A touch of whimsy and candy can make a dinner table festive and accessible to all ages.

Beth Rhodehamel is a former designer for Gucci, Donna Karan, Williams Sonoma and ceramics manufacturer Herrend. She brings her design skills to her business as an interior designer and owner of Monroe Street boutique Forget Me Not Studio.

Rhodehamel recently decorated a tabletop at Forget Me Not to model what she calls an elegant, family-friendly dinner party. The multi-layered display includes a simple centerpiece of sunflowers, dozens of tiny bouquets, small candy bowls and votive candles in vintage holders. Small animal-shaped ceramic animals also dot the table, including tiny mice and badger-shaped salt and pepper shakers.

“I try to put in little things that are whimsical, so that when you sit down you smile,” Rhodehamel said. “The feeling of the table matters more than the formality of the table.”

Ceramic animal figurines and candy dishes are fun for kids, but adults respond to it too, she said.

“They look like they’re there for kids, but do it for adults too,” she said. “Everyone loves a treat. If not, do you want to have them over?”
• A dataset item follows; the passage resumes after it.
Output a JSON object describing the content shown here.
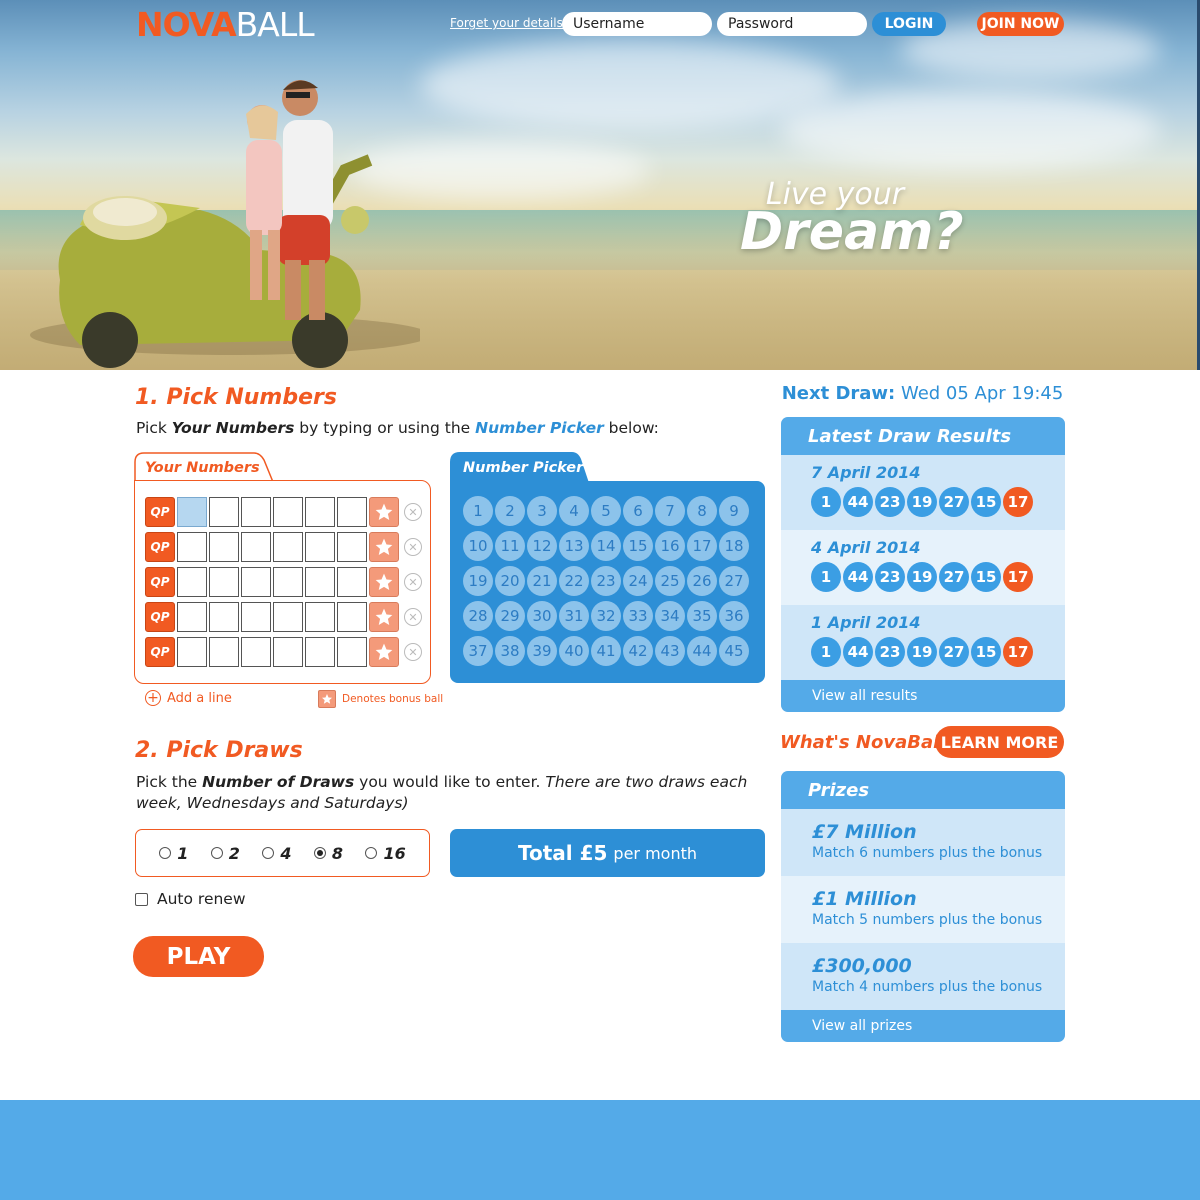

Open nearly two years, Forget Me Not is a culmination of Rhodehamel’s career in fashion design and tableware design. Rhodehamel began her design career working in footwear, eventually working with Tom Ford and selling designs to Gucci. She later worked for Donna Karan and Lands’ End.

A career switch to tableware design led her to work for the Hungary-based ceramics company Herrend. Herrend is one of the oldest ceramics manufacturers in the world, she said, and it was working there that she discovered the world of design available at the dinner table. She visited centuries-old factories and saw artisans blowing glass, firing ceramics and hand-blocking textiles.
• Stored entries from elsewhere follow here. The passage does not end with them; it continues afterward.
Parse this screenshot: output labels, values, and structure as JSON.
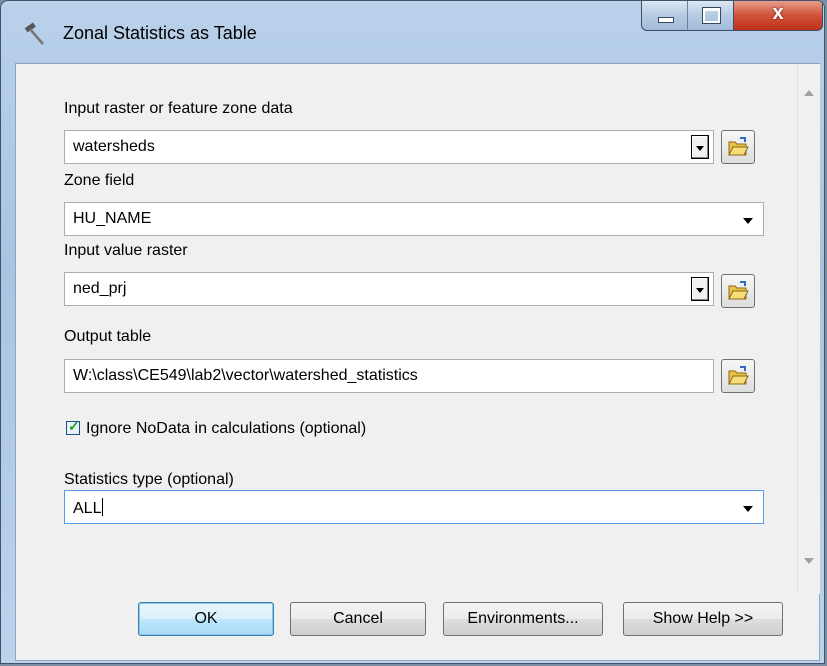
{
  "window": {
    "title": "Zonal Statistics as Table"
  },
  "titlebar": {
    "close_glyph": "x"
  },
  "form": {
    "input_zone": {
      "label": "Input raster or feature zone data",
      "value": "watersheds"
    },
    "zone_field": {
      "label": "Zone field",
      "value": "HU_NAME"
    },
    "input_value": {
      "label": "Input value raster",
      "value": "ned_prj"
    },
    "output_table": {
      "label": "Output table",
      "value": "W:\\class\\CE549\\lab2\\vector\\watershed_statistics"
    },
    "ignore_nodata": {
      "label": "Ignore NoData in calculations (optional)",
      "checked": true
    },
    "stats_type": {
      "label": "Statistics type (optional)",
      "value": "ALL"
    }
  },
  "buttons": {
    "ok": "OK",
    "cancel": "Cancel",
    "environments": "Environments...",
    "help": "Show Help >>"
  },
  "icons": [
    "hammer-icon",
    "folder-open-icon",
    "checkmark-icon",
    "dropdown-arrow-icon"
  ],
  "colors": {
    "title_bar": "#b9d1ea",
    "close_button": "#c7361e",
    "default_button_border": "#3c7fb1",
    "checkmark": "#21a121"
  }
}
“Once I started working with tableware, I realized a plate is like a blank canvas,” she said.

One of the connections she made was with Elgin, a small ceramics manufacturer based in New Jersey. Rhodehamel is a fan of Elgin’s playful but elegant plates, bowls and platters.

Forget Me Not’s family-friendly dinner table features Elgin white plates topped with the company’s, large, brightly-colored cappuccino mugs, which she says are really ideal soup bowls. They come in vibrant colors meant to be mixed together. The colors are fun and add an accessible touch to a traditional piece, she said.

“And they’re kid friendly because there’s a big handle you can hold on to,” she said.

The table’s ceramic animals are made by Quail Ceramics, an English manufacturer specializing in figurines of English wildlife. Rhodehamel estimates Forget Me Not is one of two retailers selling the ceramics in the United States. The badger-shaped salt and pepper shakers and a badger cream pitcher are especially popular in her shop, she said. They offer exactly the kind of unique aspect that inspire a feeling of accessible design, she said.

“When people get hung up on doing things the right way, that’s when they get stuck or things go wrong,” she said.

The table is covered with two table runners in a pumpkin, royal blue and cranberry damask pattern. The textiles are by Les Indiennes and the patterns are hand-blocked in India. Rhodehamel orders textiles from around the world, and her design colleague, Barb Mueller, sews window treatments, pillows and table coverings for Forget Me Not clients.

The table runner’s traditional damask is accented with the gold of the sunflowers, purple flowers, white plates and teal, coral and yellow accent bowls.

Use the entire table to add decorative accents, not just the center, Rhodehamel said. And don’t be limited by a strict color scheme, but in fact use a number of contrasting colors.

“Use contrasting colors. It’s like the most interesting couples you know, they’re not both the same,” she said. “It creates a dynamic that’s interesting in design too.”

For a Halloween display in the store, Rhodehamel topped a table with a cream and black table runner. The cloth is topped with a large vase filled with corn husks, black candles and bowls of candy corn. She points to a table runner in a dark red paisley pattern hanging on the wall, a pattern she recommends for Christmas settings.

“You can use these things year round, you could use it in the summertime,” she said. “Not everything has to be emblazoned with glittering Santas.”